FAO : Food and Agriculture Organisation
FAT : Flourescent antibody technique
GARC : Global Alliance for Rabies Control
GHPR : Gigitan hewan penular rabies
HPR : Hewan penular rabies
IBCM : Integrated bite cases management
iSIKHNAS : Sistem Kesehatan Hewan Nasional
JE : Japanese encephalitis
Juklak : Petunjuk pelaksanaan
Juknis : Petunjuk teknis
KIE : Komunikasi, informasi, edukasi
KLB : Kejadian luar biasa
LAS : Local area spesific
LDCC : Local disease control center
LSM : Lembaga swadaya warga
MPA : Manajemen populasi anjing
x | ---
NTT : Nusa Tenggara Timur
P2P : Pencegahan dan Pengendalian Penyakit
P3K : Pertolongan pertama pada kecelakaan
PCR : Polymerase chain reaction
PDHI : Perhimpunan Dokter Hewan negara kita
PDSR : Participatory disease surveillance and response
PEP : Post-exposure prophylaxis
Permentan : Peraturan Menteri Pertanian
PHMS : Penyakit hewan menular strategis
Polri : Kepolisian Republik negara kita
PrEP : Pre-exposure prophylaxis
Prestasnegara kita : Pemberantasan Rabies Bertahap Seluruh negara kita
Pusvetma : Pusat Veteriner Farma
OIE : Office International des Epizooties/World Organisation for Animal Health
RIAD : Rabies immunoperoxidase antigen detection
RNA : Ribonucleic acid
SAR : Serum anti rabies
SARE : Stepwise Approach toward Rabies Elimination
Satgas : Satuan tugas
SDM : Sumber daya manusia
Siskeswannas : Sistem kesehatan hewan nasional
SKKH : Surat keterangan kesehatan hewan
SK : Surat keputusan
SOP : Standard operational procedur
SSP : Sistem syaraf pusat
Takgit : Tatalaksana kasus gigitan terpadu
TNI : Tentara Nasional negara kita
UU : Undang-undang
VAR : Vaksin anti rabies
WAP : World Animal Protection
WHO : World Health Organization
WSPA : World Society for the Protection of Animal
---
Rabies telah menjadi ancaman bagi warga
selama berabad-abad , Rabies
atau penyakit anjing gila yaitu penyakit hewan
yang dipicu oleh virus, bersifat akut serta
menyerang susunan syaraf pusat hewan berdarah
panas dan manusia.
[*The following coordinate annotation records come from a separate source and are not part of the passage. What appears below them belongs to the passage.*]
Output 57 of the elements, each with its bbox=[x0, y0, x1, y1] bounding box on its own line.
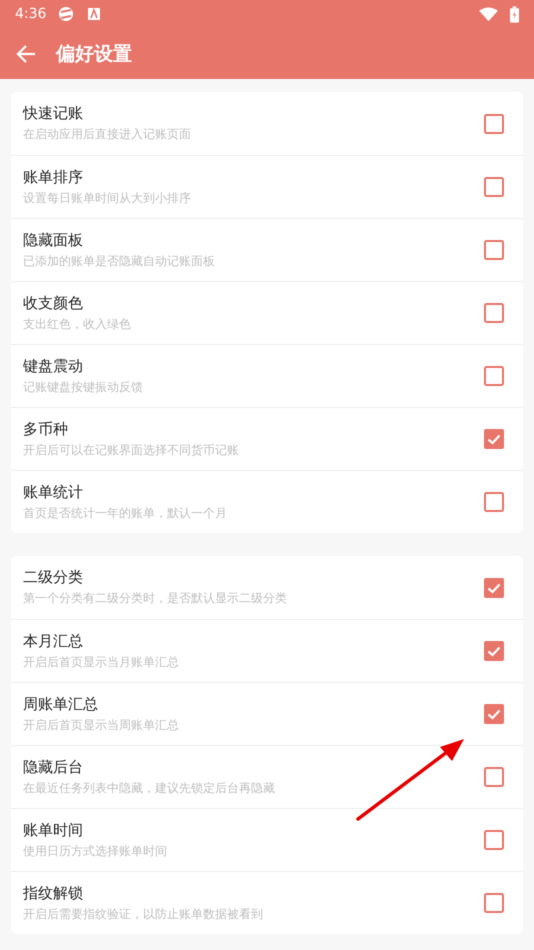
battery-icon bbox=[510, 6, 519, 22]
setting-row[interactable]: 账单统计 首页是否统计一年的账单，默认一个月 bbox=[11, 470, 523, 533]
setting-row[interactable]: 二级分类 第一个分类有二级分类时，是否默认显示二级分类 bbox=[11, 556, 523, 619]
checkbox[interactable] bbox=[484, 303, 504, 323]
setting-description: 记账键盘按键振动反馈 bbox=[23, 378, 144, 396]
setting-row[interactable]: 隐藏面板 已添加的账单是否隐藏自动记账面板 bbox=[11, 218, 523, 281]
setting-description: 开启后首页显示当周账单汇总 bbox=[23, 716, 180, 734]
checkbox[interactable] bbox=[484, 114, 504, 134]
setting-row[interactable]: 账单时间 使用日历方式选择账单时间 bbox=[11, 808, 523, 871]
setting-description: 首页是否统计一年的账单，默认一个月 bbox=[23, 504, 228, 522]
setting-title: 本月汇总 bbox=[23, 632, 84, 650]
checkbox[interactable] bbox=[484, 240, 504, 260]
setting-row[interactable]: 键盘震动 记账键盘按键振动反馈 bbox=[11, 344, 523, 407]
setting-row[interactable]: 周账单汇总 开启后首页显示当周账单汇总 bbox=[11, 682, 523, 745]
status-time: 4:36 bbox=[15, 6, 46, 22]
setting-description: 开启后需要指纹验证，以防止账单数据被看到 bbox=[23, 906, 264, 922]
checkbox[interactable] bbox=[484, 366, 504, 386]
checkbox[interactable] bbox=[484, 578, 504, 598]
checkbox[interactable] bbox=[484, 492, 504, 512]
setting-description: 在启动应用后直接进入记账页面 bbox=[23, 126, 192, 143]
setting-description: 使用日历方式选择账单时间 bbox=[23, 842, 168, 860]
setting-row[interactable]: 账单排序 设置每日账单时间从大到小排序 bbox=[11, 155, 523, 218]
keyboard-notification-icon bbox=[86, 6, 102, 22]
wifi-icon bbox=[479, 6, 498, 22]
setting-title: 键盘震动 bbox=[23, 356, 84, 376]
setting-row[interactable]: 多币种 开启后可以在记账界面选择不同货币记账 bbox=[11, 407, 523, 470]
app-notification-icon bbox=[58, 6, 74, 22]
checkbox[interactable] bbox=[484, 893, 504, 913]
setting-title: 隐藏后台 bbox=[23, 758, 84, 776]
setting-description: 第一个分类有二级分类时，是否默认显示二级分类 bbox=[23, 590, 288, 607]
setting-row[interactable]: 快速记账 在启动应用后直接进入记账页面 bbox=[11, 92, 523, 155]
setting-description: 开启后可以在记账界面选择不同货币记账 bbox=[23, 442, 240, 458]
setting-description: 设置每日账单时间从大到小排序 bbox=[23, 190, 192, 206]
setting-description: 已添加的账单是否隐藏自动记账面板 bbox=[23, 252, 216, 270]
setting-description: 开启后首页显示当月账单汇总 bbox=[23, 654, 180, 670]
screen-title: 偏好设置 bbox=[56, 42, 132, 66]
setting-title: 隐藏面板 bbox=[23, 230, 84, 250]
checkbox[interactable] bbox=[484, 767, 504, 787]
setting-description: 在最近任务列表中隐藏，建议先锁定后台再隐藏 bbox=[23, 780, 276, 796]
setting-title: 账单排序 bbox=[23, 168, 84, 186]
setting-title: 账单统计 bbox=[23, 482, 84, 502]
setting-title: 二级分类 bbox=[23, 568, 84, 587]
setting-title: 收支颜色 bbox=[23, 294, 84, 312]
setting-title: 账单时间 bbox=[23, 820, 84, 840]
checkbox[interactable] bbox=[484, 704, 504, 724]
setting-row[interactable]: 本月汇总 开启后首页显示当月账单汇总 bbox=[11, 619, 523, 682]
checkbox[interactable] bbox=[484, 830, 504, 850]
setting-title: 快速记账 bbox=[23, 104, 84, 123]
setting-row[interactable]: 收支颜色 支出红色，收入绿色 bbox=[11, 281, 523, 344]
setting-row[interactable]: 指纹解锁 开启后需要指纹验证，以防止账单数据被看到 bbox=[11, 871, 523, 934]
checkbox[interactable] bbox=[484, 641, 504, 661]
setting-title: 周账单汇总 bbox=[23, 694, 99, 714]
checkbox[interactable] bbox=[484, 177, 504, 197]
setting-description: 支出红色，收入绿色 bbox=[23, 316, 132, 332]
setting-title: 指纹解锁 bbox=[23, 884, 84, 902]
setting-title: 多币种 bbox=[23, 420, 69, 438]
checkbox[interactable] bbox=[484, 429, 504, 449]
Rabies merupakan salah satu
zoonosis, yaitu penyakit yang dapat menular dari
hewan ke manusia ( ). Rabies selalu
memicu kematian apabila gejala klinis telah
muncul, namun penyakit ini dapat dicegah dengan
vaksinasi ( .
negara kita merupakan salah satu negara berkembang
di Asia yang masih berjuang melawan rabies. Rabies
pertama kali dideteksi di negara kita pada hewan
pada tahun 1884, sedangkan pada manusia pada
tahun 1894 ,
Penyakit rabies merupakan salah satu penyakit
zoonotik penting dan termasuk ke dalam penyakit
hewan menular strategis prioritas di negara kita
karena berdampak terhadap sosial-ekonomi dan
kesehatan warga (Kementerian Kesehatan
2017). Rata-rata, ada kematian 142 orang di
negara kita setiap tahunnya,
Upaya pemberantasan rabies pada sebagian besar
pulau di negara kita belum berhasil dilakukan karena
beberapa alasan. Beberapa di antaranya yaitu
kesulitan dalam melakukan vaksinasi pada anjing liar,
manajemen rantai dingin dan pengiriman vaksin ke
daerah terpencil, adanya perbedaan sosial-budaya
di negara kita , serta kurangnya sumber daya. Belum
berhasilnya pengendalian ini dapat dilihat dari
penyebaran rabies ke pulau-pulau yang sebelumnya
bebas dari penyakit ini dalam beberapa tahun
terakhir, termasuk Pulau Flores (1997), Pulau Bali
(2008), Pulau Nias (2010), dan Pulau Kisar (2012).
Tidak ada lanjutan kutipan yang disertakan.